First, there needs to be a separation between wilful defaulters and those that have defaulted because business cycles have changed. Taking over control from wilful defaulters makes sense rather than from those companies who are affected because the tide has turned.  
 
Lending companies like banks and institutions too have to take part of the blame for the default. They are the ones who have reviewed the situation when the case was presented to them and agreed to lend to the company. And even after the money was disbursed, by regular and closely monitoring the progress of the project, they could have raised red flags in case of any irregularities or delays. Corrective actions could have saved the project and their money. Why wait till the project is completely stalled and the loan becomes a non-performing asset?
 
Also, while REC has been prudent in selecting NTPC to run the show, the same logic cannot be used for companies in other sectors.
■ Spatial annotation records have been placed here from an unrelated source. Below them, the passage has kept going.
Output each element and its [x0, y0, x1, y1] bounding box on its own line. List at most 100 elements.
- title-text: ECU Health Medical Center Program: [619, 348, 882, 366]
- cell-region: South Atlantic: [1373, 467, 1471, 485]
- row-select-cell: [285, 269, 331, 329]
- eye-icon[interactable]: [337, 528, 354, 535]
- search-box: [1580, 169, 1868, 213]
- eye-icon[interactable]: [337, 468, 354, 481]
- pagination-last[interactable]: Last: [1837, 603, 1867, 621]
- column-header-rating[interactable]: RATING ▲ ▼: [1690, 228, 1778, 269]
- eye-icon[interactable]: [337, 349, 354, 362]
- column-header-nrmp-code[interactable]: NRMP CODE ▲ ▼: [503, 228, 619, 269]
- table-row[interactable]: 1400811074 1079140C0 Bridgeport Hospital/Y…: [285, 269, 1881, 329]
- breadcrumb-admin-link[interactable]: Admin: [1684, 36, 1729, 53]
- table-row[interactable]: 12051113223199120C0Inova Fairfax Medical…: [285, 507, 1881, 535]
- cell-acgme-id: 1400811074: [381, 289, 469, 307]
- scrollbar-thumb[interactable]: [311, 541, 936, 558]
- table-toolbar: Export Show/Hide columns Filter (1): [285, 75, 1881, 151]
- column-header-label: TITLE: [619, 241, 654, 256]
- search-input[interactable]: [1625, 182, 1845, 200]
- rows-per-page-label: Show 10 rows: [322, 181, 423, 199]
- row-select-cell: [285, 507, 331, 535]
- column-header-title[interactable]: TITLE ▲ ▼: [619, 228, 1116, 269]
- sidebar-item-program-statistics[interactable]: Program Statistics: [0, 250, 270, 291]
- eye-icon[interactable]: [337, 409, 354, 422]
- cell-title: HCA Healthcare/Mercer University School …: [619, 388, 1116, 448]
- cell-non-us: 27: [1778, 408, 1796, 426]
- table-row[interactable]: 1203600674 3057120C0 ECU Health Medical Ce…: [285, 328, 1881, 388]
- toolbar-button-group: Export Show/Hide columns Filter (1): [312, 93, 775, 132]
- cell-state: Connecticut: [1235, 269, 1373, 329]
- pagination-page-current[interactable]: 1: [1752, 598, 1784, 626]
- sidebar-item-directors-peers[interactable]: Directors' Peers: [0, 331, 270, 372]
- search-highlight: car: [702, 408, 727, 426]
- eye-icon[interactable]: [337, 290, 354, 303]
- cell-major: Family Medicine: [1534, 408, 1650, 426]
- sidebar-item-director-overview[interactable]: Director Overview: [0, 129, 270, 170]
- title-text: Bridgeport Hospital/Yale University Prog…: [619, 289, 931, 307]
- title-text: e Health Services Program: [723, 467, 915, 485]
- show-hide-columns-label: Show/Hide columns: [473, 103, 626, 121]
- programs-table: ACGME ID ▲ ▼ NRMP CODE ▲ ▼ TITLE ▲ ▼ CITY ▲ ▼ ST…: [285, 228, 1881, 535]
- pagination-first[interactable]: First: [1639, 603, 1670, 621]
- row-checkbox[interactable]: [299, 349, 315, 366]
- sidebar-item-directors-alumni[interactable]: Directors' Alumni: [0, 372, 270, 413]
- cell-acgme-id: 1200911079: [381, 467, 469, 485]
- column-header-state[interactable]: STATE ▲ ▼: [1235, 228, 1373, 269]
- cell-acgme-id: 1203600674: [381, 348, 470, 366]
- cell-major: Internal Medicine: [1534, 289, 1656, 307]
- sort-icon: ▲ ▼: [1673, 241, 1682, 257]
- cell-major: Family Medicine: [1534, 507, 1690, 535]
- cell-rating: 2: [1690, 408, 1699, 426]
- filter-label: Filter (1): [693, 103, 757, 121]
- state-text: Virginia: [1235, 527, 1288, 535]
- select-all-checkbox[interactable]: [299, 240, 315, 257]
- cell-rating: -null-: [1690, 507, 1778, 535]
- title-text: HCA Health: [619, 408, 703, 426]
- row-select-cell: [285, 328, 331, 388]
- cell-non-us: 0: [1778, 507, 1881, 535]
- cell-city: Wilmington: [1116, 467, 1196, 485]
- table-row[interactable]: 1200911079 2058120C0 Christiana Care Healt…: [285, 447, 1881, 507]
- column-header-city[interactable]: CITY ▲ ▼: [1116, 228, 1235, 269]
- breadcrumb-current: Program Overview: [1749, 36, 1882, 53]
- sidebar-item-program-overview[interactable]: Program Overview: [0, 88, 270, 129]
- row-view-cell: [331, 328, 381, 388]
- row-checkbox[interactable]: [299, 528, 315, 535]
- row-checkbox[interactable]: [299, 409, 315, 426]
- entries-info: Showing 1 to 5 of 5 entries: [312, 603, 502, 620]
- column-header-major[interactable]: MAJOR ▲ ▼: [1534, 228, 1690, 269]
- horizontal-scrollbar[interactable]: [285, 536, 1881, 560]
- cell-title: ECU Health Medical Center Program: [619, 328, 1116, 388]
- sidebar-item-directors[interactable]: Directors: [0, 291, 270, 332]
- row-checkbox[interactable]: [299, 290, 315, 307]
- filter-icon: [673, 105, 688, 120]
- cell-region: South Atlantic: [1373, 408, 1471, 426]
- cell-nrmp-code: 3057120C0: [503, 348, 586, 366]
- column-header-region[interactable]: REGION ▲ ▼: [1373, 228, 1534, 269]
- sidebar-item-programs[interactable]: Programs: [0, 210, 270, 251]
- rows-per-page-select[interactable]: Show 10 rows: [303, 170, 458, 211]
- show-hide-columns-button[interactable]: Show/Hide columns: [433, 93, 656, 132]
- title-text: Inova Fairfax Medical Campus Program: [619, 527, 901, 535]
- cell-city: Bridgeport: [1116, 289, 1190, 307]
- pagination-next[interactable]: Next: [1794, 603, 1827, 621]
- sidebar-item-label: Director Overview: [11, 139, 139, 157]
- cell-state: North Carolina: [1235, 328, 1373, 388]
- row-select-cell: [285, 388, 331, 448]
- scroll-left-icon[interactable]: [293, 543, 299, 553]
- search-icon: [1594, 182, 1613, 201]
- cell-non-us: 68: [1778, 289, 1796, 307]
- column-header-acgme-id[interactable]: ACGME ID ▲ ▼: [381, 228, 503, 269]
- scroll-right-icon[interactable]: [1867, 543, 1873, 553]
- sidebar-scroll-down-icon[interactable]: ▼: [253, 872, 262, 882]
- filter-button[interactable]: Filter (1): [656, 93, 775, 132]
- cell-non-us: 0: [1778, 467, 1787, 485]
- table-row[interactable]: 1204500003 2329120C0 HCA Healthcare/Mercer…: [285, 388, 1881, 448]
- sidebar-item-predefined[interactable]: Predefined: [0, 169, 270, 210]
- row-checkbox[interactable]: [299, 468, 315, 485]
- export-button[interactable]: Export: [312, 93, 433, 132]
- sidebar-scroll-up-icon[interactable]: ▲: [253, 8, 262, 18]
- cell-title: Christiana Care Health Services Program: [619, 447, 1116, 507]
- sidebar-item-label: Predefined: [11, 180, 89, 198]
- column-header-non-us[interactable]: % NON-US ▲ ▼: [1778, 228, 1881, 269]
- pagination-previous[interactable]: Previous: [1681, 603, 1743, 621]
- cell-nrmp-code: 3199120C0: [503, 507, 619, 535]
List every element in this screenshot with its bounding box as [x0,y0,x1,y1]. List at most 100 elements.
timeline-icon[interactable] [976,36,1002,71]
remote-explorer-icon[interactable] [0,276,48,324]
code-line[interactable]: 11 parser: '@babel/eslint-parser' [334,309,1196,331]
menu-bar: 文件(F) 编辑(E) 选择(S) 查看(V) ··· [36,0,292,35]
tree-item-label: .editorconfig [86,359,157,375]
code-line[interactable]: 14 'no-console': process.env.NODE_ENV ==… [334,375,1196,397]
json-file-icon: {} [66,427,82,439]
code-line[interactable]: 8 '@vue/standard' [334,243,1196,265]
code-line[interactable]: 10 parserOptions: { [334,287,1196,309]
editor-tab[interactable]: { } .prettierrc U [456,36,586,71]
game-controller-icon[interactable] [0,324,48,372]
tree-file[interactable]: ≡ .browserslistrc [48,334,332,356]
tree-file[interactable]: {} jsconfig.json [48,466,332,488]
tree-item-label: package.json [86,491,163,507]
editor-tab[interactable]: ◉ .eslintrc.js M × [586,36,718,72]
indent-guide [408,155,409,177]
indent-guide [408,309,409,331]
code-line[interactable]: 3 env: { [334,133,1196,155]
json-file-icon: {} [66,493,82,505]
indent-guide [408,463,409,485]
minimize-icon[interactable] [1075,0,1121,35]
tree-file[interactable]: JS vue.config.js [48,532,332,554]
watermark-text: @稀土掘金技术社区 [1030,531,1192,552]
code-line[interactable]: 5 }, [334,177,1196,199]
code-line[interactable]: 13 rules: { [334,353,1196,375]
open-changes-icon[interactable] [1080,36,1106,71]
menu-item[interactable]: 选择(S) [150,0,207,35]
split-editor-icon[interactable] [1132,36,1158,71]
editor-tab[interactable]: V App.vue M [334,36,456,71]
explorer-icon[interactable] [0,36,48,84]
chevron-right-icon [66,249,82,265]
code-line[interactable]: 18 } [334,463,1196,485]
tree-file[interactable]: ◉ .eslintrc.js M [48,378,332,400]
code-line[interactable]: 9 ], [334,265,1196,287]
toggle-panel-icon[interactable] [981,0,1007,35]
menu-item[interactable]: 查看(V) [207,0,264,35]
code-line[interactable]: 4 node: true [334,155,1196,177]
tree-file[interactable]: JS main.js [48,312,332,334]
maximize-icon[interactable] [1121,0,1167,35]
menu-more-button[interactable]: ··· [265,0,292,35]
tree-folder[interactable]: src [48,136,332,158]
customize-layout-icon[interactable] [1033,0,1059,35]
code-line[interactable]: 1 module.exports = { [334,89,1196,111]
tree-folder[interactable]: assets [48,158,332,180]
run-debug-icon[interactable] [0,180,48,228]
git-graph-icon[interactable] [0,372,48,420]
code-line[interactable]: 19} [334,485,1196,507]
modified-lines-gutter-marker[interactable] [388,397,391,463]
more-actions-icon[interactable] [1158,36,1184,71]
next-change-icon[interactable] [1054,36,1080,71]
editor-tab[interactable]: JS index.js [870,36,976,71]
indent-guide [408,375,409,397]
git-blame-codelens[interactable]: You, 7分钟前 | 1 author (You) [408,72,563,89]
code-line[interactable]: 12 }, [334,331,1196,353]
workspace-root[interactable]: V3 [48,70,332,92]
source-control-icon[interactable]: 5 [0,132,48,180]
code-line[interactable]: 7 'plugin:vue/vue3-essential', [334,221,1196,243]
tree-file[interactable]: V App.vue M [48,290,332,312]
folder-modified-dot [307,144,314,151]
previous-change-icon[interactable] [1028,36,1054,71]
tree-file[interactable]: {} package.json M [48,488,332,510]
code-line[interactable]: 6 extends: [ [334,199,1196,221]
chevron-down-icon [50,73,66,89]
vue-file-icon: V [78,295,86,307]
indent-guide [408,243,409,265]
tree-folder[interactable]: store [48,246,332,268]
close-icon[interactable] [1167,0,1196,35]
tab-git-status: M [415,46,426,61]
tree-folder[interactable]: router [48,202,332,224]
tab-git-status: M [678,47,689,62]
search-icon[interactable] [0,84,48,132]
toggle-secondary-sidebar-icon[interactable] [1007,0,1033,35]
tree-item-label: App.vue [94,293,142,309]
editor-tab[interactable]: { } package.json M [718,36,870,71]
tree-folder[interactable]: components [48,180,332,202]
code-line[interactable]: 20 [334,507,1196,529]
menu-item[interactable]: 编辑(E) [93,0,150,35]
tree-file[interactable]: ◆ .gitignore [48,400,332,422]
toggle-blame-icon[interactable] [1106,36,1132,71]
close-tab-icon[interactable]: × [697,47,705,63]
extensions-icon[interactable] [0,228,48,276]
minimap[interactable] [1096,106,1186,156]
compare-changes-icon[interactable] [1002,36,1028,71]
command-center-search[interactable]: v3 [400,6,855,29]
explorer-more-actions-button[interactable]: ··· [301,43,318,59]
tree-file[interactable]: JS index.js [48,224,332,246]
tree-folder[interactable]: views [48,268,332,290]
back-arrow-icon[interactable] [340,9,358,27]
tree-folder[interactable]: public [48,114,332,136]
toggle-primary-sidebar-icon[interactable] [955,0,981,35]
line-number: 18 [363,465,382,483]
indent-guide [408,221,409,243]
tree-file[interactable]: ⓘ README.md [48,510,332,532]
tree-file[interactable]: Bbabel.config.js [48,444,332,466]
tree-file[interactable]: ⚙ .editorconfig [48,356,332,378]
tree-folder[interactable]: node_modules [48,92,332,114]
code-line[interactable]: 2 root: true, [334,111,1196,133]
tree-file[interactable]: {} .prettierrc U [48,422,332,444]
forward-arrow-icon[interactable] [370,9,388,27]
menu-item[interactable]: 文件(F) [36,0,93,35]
For example, whom will the bank go to for running a defaulting textile company or a pharmaceutical company. They themselves do not have the skill sets needed to run a company, nor as the default proves, they have the foresight to assess the problem. It is easier done in case of a  power sector loan which to some extent is a natural monopoly, where the company has an agreement with the buyer of power but the same is not true for other sectors. Competitors cannot be trusted to run the company and finding professionals to run the company with the same zeal of a promoter is easier said than done.
 
We can look at the case of Gokuldas Exports, where the private equity player, one of the biggest in the world -- Blackstone has unable to turnaround the company.
 
Finally, how will the lenders manage running the scores of small and medium enterprises that are defaulting. As in the case of agriculture loans, where we have not seen any bankers tilling the land to recover their money, writing off loans for corporate sector will be the norm. Managing the companies will only be in exceptional and straight forward cases.
 
This makes it clear that the lenders would need to do their homework better before disbursing loans. Reading the mind of potential defaulters is an additional skill set they will have to acquire.